I had to ask him one last question and it surprised me of the history and the meaning of the name, I never knew. “I named my company after a plant that’s called Heliotrope and the reason being is that it’s a plant that doesn’t survive our winters so it needs protection which any business does and it’s very fragrant, I liked fragrant plants ones that have a sweet aroma. Heliotrope has a sweet vanilla like a cherry pie aroma you might say, but it’s also from a stand point of what the word means. It has a Greek root, goes back to two words that are Greek. One is Helios which is the Greek word for sun and the other one is trope. It’s a scientific botanical term and it’s a stimulus that, for example, why do roots grow into the ground rather than go up in the sky. So it’s a stimulus of something towards a plant that makes it survive. A heliotrope is a stimulus toward the sun and that is what gardeners are, they go out, work when the sun comes up, follow the sun and work till the sun goes down. That is the meaning of heliotrope.” Before I asked him, I didn’t know a thing about this type of plant, now it makes me want to smell it or plant it, to be able to smell that sweet aroma of vanilla and cherry pie he was talking about. I want to be able to sense it for myself because I can only imagine that sweet fragrance.

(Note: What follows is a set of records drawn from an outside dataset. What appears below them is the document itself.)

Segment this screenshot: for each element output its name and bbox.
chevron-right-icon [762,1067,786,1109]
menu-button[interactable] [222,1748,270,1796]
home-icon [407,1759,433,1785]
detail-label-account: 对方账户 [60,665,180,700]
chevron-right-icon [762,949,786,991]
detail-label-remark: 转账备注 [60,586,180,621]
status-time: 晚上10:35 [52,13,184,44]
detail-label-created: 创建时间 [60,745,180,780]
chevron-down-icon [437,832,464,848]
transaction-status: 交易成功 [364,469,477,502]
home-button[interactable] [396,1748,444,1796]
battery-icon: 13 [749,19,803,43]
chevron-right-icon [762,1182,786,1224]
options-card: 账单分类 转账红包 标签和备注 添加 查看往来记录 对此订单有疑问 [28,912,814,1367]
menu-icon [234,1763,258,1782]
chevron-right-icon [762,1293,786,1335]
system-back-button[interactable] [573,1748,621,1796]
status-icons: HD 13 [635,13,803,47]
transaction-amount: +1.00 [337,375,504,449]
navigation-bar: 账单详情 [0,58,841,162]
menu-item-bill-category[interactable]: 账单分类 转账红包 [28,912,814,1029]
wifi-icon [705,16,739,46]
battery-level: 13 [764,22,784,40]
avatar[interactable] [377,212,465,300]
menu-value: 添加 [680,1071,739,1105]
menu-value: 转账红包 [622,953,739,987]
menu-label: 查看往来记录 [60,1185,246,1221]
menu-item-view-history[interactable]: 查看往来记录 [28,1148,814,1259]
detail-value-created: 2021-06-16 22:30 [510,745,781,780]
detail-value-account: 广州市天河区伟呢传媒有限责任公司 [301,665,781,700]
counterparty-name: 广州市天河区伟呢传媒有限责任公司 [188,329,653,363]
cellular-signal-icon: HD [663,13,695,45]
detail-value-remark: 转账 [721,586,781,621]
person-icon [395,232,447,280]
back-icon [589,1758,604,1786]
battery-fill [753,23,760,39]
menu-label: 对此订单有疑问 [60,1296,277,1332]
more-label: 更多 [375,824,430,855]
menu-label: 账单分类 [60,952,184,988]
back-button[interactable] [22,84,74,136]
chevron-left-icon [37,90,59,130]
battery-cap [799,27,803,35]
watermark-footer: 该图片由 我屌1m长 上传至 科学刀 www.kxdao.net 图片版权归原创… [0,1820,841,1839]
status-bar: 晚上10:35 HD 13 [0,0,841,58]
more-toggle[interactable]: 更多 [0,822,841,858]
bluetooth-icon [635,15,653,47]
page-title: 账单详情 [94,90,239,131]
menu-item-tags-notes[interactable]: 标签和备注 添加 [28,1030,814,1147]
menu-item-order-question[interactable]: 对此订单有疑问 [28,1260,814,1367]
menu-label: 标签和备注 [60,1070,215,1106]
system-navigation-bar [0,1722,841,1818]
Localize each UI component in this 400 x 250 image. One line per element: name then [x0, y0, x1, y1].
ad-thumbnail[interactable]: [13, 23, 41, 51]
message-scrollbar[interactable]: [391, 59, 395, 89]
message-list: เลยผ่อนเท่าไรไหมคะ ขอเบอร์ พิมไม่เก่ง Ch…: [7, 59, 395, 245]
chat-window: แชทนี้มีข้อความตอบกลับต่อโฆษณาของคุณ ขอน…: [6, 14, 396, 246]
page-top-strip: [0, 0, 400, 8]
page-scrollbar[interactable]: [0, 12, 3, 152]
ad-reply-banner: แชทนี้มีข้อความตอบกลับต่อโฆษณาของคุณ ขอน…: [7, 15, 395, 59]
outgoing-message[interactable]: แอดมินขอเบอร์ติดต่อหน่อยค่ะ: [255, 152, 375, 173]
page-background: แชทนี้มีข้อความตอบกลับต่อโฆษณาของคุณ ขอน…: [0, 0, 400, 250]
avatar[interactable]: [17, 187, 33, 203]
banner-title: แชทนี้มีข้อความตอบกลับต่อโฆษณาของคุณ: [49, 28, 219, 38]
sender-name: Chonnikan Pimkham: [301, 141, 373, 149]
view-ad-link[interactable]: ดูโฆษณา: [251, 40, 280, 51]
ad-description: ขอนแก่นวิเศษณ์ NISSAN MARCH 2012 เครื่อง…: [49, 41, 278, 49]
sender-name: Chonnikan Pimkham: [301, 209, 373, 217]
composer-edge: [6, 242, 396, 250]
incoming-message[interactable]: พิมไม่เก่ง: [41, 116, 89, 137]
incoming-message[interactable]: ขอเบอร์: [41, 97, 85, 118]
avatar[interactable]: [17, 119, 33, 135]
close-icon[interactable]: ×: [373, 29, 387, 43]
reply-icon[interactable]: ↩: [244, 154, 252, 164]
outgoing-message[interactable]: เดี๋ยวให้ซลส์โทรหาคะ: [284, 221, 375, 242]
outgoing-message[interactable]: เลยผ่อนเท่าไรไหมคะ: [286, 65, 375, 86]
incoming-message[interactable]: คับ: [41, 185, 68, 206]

            I learned many things from Steve Ruse, one, to never give up on the dream your wishing of having. Instead of thinking about it and longing for it to come true, go out and experience that dream and tell yourself “I don’t want to be stuck doing the same old thing every day, I want to go out and be free!” and do not listen to the people that think it won’t work or your making a mistake, otherwise you will second doubt yourself and it will never come true. Second, I learned the meaning of the word heliotrope, it fascinates me how that came about and the sweet aroma it gives. Steve Ruse is a very smart man and he is also a funny one but when it comes to his work, you can tell he’s very passionate in what he does and make sure everything is perfect in his art of the garden world.